1959 TVR Grantura Series I coupe
1959 TVR Grantura Series I coupe

With basic “soap box” styling they took their suspension and power-plants from small British economy cars of the era, such as Austins and Fords, combining modest power with ultra-low weight. Later TVRs — notably the still-gorgeous Grantura of 1959 — acquired prettier bodywork. The Seventies brought the “wedge,” styling reminiscent of the contemporary Lotus Elite and Triumph TR7.

In the 1990s and early 2000s TVR became the traditional, hand-built British sports car of choice for those who wished to let the world know – loudly – that they had made it. The boom in London’s banks created a production boomlet in Blackpool. TVRs used almost entirely bespoke components, from the dashboard dials to the leather seats to the virile engines of up to 440  horsepower.

But by that time, with the Griffith and the Cerbera models in particular, the company, under the ownership of Peter Wheeler, began to overreach.

The quirks that made the company and its cars so charming also proved its downfall.

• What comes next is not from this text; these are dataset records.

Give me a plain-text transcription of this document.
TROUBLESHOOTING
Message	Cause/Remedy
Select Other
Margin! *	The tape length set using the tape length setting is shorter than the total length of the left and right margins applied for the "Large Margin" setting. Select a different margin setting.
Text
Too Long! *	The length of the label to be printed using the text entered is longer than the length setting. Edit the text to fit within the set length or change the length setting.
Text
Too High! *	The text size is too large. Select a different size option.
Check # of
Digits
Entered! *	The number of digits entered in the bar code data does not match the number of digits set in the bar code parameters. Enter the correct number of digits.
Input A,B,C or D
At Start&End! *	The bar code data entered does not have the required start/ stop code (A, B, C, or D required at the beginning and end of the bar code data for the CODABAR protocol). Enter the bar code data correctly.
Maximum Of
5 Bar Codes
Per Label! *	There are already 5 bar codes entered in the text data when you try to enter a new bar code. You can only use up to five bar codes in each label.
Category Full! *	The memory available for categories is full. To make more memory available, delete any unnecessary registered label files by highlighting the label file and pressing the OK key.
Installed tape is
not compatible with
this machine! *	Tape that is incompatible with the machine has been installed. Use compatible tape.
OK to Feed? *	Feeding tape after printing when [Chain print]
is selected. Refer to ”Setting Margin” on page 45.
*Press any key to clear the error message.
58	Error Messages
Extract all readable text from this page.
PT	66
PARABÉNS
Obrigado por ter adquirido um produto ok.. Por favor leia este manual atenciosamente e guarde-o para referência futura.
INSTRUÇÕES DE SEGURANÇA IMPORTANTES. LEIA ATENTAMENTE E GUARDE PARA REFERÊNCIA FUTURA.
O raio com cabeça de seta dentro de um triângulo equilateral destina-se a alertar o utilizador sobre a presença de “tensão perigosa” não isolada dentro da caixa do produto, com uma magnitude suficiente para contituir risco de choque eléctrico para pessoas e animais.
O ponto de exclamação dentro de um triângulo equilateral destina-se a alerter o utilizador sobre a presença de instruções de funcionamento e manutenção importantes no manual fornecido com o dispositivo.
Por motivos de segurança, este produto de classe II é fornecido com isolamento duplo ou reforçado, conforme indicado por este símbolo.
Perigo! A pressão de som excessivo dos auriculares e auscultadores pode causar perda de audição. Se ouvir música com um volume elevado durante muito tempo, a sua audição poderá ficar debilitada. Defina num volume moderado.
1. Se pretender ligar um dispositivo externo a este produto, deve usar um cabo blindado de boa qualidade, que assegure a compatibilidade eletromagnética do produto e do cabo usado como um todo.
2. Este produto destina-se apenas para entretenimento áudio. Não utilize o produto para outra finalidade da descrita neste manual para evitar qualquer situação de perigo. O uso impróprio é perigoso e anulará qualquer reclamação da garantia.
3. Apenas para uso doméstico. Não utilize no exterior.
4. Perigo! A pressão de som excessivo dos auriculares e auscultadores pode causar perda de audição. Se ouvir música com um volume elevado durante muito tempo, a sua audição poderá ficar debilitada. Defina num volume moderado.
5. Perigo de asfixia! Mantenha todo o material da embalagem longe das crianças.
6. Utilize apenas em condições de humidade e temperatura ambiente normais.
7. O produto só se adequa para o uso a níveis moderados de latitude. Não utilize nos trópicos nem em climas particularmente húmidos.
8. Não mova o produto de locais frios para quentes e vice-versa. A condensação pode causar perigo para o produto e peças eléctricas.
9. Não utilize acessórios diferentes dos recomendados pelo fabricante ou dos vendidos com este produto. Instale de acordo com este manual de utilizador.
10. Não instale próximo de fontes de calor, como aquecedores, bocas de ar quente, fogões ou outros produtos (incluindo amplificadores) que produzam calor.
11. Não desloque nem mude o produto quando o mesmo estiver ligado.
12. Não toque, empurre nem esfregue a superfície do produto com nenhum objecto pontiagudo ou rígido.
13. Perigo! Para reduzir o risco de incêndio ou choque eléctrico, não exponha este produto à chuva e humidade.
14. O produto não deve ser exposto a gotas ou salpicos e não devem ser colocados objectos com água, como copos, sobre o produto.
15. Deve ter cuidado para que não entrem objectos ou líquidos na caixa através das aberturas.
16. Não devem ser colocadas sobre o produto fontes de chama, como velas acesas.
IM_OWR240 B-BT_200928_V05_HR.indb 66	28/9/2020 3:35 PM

It’s said that even by the early 2000s computers were a rare sight in the Blackpool “shed.” Another tale, perhaps apocryphal: the front-end styling of the Cerbera, which has two indentations on the front air dam that appear made by a dog’s tooth were in fact just that — the result of Stevens’ dog, Ned, taking a bite out of the front of the clay styling mule.

Such devotion to craftsmanship made things more difficult for the tiny outfit, which has only manufactured about 21,000 vehicles in its entire history. By 2006, when it went bust, TVR was unable to meet modern safety and emissions standards, and couldn’t hope to keep up with the R&D budgets of the likes of Porsche. Reliability and quality suffered.

The remains of TVR were bought by Nicolai Smolenski, scion of a wealthy Russian family, but nothing substantial emerged from the wreckage. Perhaps this time TVR’s carbon-fibred future will be brighter. Fingers crossed.